Posted by: Bill Bush | Dec 12, 2011 at 09:18 AM
Ed, I think I'm joining you in the "Polifrog is having us on" camp.
Posted by: Thomas | Dec 12, 2011 at 12:27 PM
Dale:
Wasn't suggesting anything of the sort. See a problem, put an end to its continuance. No need to make it retroactive.
Bill:
Good point, Bill.
I wonder how we should predict all circumstances, all ramifications; the past is debatable enough, imagine the quagmire of debating future possibility of needed regulation. The questions of whether this posses a risk to that an how much could be endless. As I mentioned, it becomes an inconclusive rabbit hole.
This is, of course, a quite useful avenue for those who "have it in" for energy production.
It is best to go forward and create law as needed.
If the environmental mess we found ourselves in in the early 70's and the subsequent highly successful repair has thought us anything, it is that corrective action is far less permanent than the doomsayers would have us believe.
We should be careful of becoming a nation bound by the indecisive.
Thomas:
Why do commenters say this? My rational is frequently on display and on those occasions it is obvious I attempt to make it obvious.What is your rational for claiming that I am having folks on?
Posted by: polifrog | Dec 12, 2011 at 03:53 PM
I assume you meant rationale.
My rationale is that it seems doubtful to me that someone could be intelligent enough to construct some of the sentences you put together and still say such idiotic things.
Posted by: Thomas | Dec 12, 2011 at 04:52 PM
You're right, rational.
And thanks; this sort of scolding helps me remember terms I should double check. For a person who thinks by way of rational formation the irrational nature of spelling has always proven a high hurdle for me. I tend to think of it as a deformity in this online public world of written word that I can only imperfectly hide via the mascara of spell-check.
Conservative, therefore idiotic is not a rationale.

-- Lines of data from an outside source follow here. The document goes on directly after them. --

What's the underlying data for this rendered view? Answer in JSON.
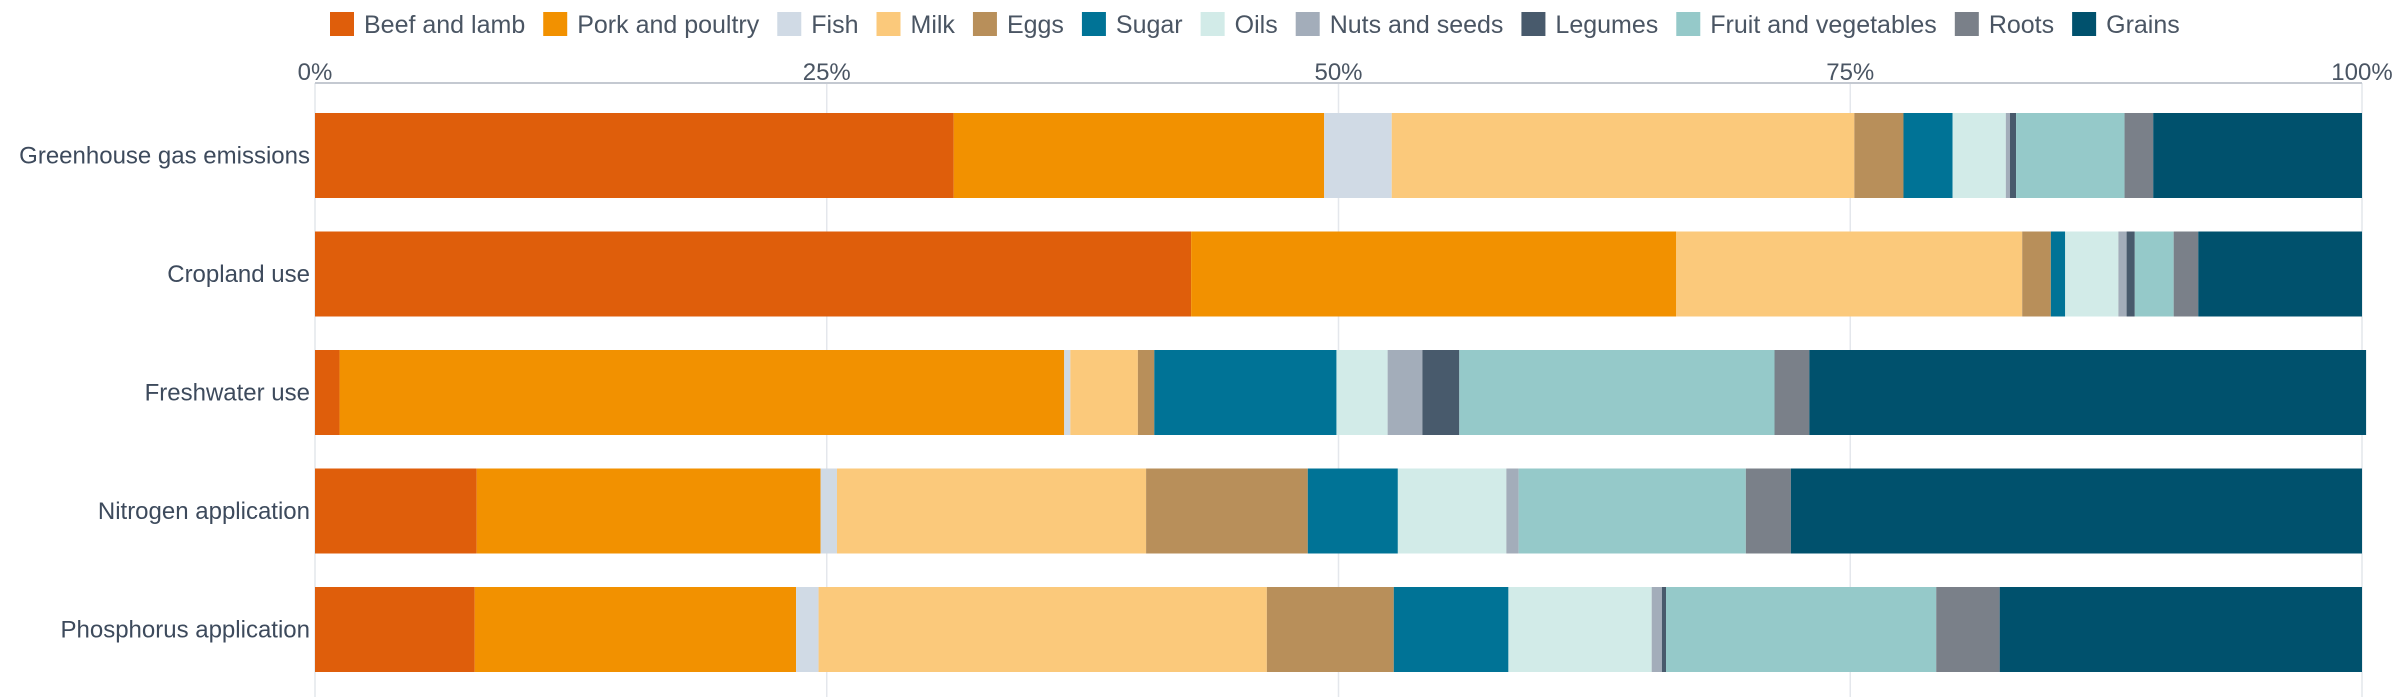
{
  "chart_data": {
    "type": "bar",
    "orientation": "horizontal",
    "stacked": true,
    "title": "",
    "xlabel": "",
    "ylabel": "",
    "xlim": [
      0,
      100
    ],
    "x_ticks": [
      0,
      25,
      50,
      75,
      100
    ],
    "x_tick_labels": [
      "0%",
      "25%",
      "50%",
      "75%",
      "100%"
    ],
    "x_axis_position": "top",
    "legend_position": "top",
    "grid": true,
    "categories": [
      "Greenhouse gas emissions",
      "Cropland use",
      "Freshwater use",
      "Nitrogen application",
      "Phosphorus application"
    ],
    "series": [
      {
        "name": "Beef and lamb",
        "color": "#df5e0b",
        "values": [
          31.2,
          42.8,
          1.2,
          7.9,
          7.8
        ]
      },
      {
        "name": "Pork and poultry",
        "color": "#f29100",
        "values": [
          18.1,
          23.7,
          35.4,
          16.8,
          15.7
        ]
      },
      {
        "name": "Fish",
        "color": "#d0dae5",
        "values": [
          3.3,
          0.0,
          0.3,
          0.8,
          1.1
        ]
      },
      {
        "name": "Milk",
        "color": "#fbc97b",
        "values": [
          22.6,
          16.9,
          3.3,
          15.1,
          21.9
        ]
      },
      {
        "name": "Eggs",
        "color": "#b88f5a",
        "values": [
          2.4,
          1.4,
          0.8,
          7.9,
          6.2
        ]
      },
      {
        "name": "Sugar",
        "color": "#007396",
        "values": [
          2.4,
          0.7,
          8.9,
          4.4,
          5.6
        ]
      },
      {
        "name": "Oils",
        "color": "#d2ebe8",
        "values": [
          2.6,
          2.6,
          2.5,
          5.3,
          7.0
        ]
      },
      {
        "name": "Nuts and seeds",
        "color": "#a3adba",
        "values": [
          0.2,
          0.4,
          1.7,
          0.6,
          0.5
        ]
      },
      {
        "name": "Legumes",
        "color": "#485a6c",
        "values": [
          0.3,
          0.4,
          1.8,
          0.0,
          0.2
        ]
      },
      {
        "name": "Fruit and vegetables",
        "color": "#95c9c9",
        "values": [
          5.3,
          1.9,
          15.4,
          11.1,
          13.2
        ]
      },
      {
        "name": "Roots",
        "color": "#7a8089",
        "values": [
          1.4,
          1.2,
          1.7,
          2.2,
          3.1
        ]
      },
      {
        "name": "Grains",
        "color": "#00516d",
        "values": [
          10.2,
          8.0,
          27.2,
          27.9,
          17.7
        ]
      }
    ]
  }
}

Posted by: polifrog | Dec 12, 2011 at 05:20 PM
polifrog -
The problem is that there are no defined remedies and penalties. If the risks are negligible, make some legally binding commitments.

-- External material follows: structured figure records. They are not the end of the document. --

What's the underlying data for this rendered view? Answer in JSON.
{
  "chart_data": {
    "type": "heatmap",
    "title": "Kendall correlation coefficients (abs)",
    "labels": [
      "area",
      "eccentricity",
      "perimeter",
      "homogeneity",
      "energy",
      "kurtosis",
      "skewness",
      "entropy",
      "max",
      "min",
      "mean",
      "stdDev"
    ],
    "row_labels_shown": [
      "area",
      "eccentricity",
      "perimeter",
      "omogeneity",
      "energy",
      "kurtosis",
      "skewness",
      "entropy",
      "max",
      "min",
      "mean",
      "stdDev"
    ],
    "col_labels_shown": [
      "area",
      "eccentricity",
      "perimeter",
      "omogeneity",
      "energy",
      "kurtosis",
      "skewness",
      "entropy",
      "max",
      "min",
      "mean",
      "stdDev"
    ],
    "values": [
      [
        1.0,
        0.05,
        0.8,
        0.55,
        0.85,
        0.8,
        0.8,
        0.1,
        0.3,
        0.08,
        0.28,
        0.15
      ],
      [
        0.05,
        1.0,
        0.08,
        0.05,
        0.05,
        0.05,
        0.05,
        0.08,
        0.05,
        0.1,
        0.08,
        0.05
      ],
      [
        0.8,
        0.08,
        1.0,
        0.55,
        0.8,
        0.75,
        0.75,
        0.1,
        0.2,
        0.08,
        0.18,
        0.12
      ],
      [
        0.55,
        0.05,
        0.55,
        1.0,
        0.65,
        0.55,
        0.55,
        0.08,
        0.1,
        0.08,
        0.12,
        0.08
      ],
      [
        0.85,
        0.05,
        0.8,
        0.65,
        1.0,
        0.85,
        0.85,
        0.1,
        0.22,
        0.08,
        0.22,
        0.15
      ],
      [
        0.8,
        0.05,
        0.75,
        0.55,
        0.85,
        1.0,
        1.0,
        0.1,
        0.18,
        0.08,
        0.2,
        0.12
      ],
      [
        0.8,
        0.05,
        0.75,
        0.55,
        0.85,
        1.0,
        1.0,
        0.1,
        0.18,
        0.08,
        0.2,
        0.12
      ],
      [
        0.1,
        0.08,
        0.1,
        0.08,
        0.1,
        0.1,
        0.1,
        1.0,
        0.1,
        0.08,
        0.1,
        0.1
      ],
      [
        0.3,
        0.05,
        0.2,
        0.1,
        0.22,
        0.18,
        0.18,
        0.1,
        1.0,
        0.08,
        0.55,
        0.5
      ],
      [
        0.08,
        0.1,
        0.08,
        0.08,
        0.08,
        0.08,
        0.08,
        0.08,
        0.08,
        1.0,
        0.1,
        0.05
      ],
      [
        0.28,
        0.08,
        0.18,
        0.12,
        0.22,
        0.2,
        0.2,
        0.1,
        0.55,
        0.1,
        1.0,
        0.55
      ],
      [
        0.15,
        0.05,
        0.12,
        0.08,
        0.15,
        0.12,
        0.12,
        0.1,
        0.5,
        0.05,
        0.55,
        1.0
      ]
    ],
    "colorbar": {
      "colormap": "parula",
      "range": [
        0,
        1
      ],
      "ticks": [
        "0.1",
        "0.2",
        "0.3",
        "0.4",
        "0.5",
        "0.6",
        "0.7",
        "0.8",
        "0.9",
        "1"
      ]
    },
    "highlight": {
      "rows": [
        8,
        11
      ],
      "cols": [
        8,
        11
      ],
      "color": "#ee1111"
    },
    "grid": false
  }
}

If someone's well goes bad: Oil company CEO comes over and drinks the water until a fresh water line is installed. One hundred randomly selected oil company employees are fired and lose all pension rights. CEO still comes over to drink water with 27 minutes notice.
Posted by: Dale | Dec 12, 2011 at 07:18 PM
US Navy paying $15/gallon for green fuel
"With President Obama delaying the Keystone XL oil pipeline that would facilitate access to the estimated 1.7 trillion barrels of oil in North America, the United States Navy is reportedly slated to spend $12 million at a rate of $15 per gallon on a biofuel-gasoline blend -- a purchase justified by the proposition that dependence on oil is a national security threat.
You won’t be surprised to learn that a member of Obama’s presidential transition team, T. J. Glauthier, is a “strategic advisor” at Solazyme, the California company that is selling a portion of the biofuel to the Navy," observes Hot Air's J.E. Dyer. "Glauthier worked – shock, shock – on the energy-sector portion of the 2009 stimulus bill"
Corruption is thy name !
Posted by: Fred Gregory | Dec 13, 2011 at 02:57 AM
Noted that has NOT actually happened yet. I'll believe it if and when it does happen. Hype and biofuels go together.
$15 is at least improvement over
previous purchases:
Or the ones from the late Solazyme which came in at:
Shucks, $15/gal deserves a Nobel Prize, if it happens. /sarcasm
Posted by: RBM | Dec 13, 2011 at 06:43 PM
WSJ has a good encapsulation piece out on The Cellulosic Ethanol Debacle
It's pertinent to present gas situation. Read for details.
The closing is what I got a real kick out of - hammer meat nail ! -
To recap: Congress subsidized a product that didn't exist, mandated its purchase though it still didn't exist, is punishing oil companies for not buying the product that doesn't exist, and is now doubling down on the subsidies in the hope that someday it might exist. We'd call this the march of folly, but that's unfair to fools.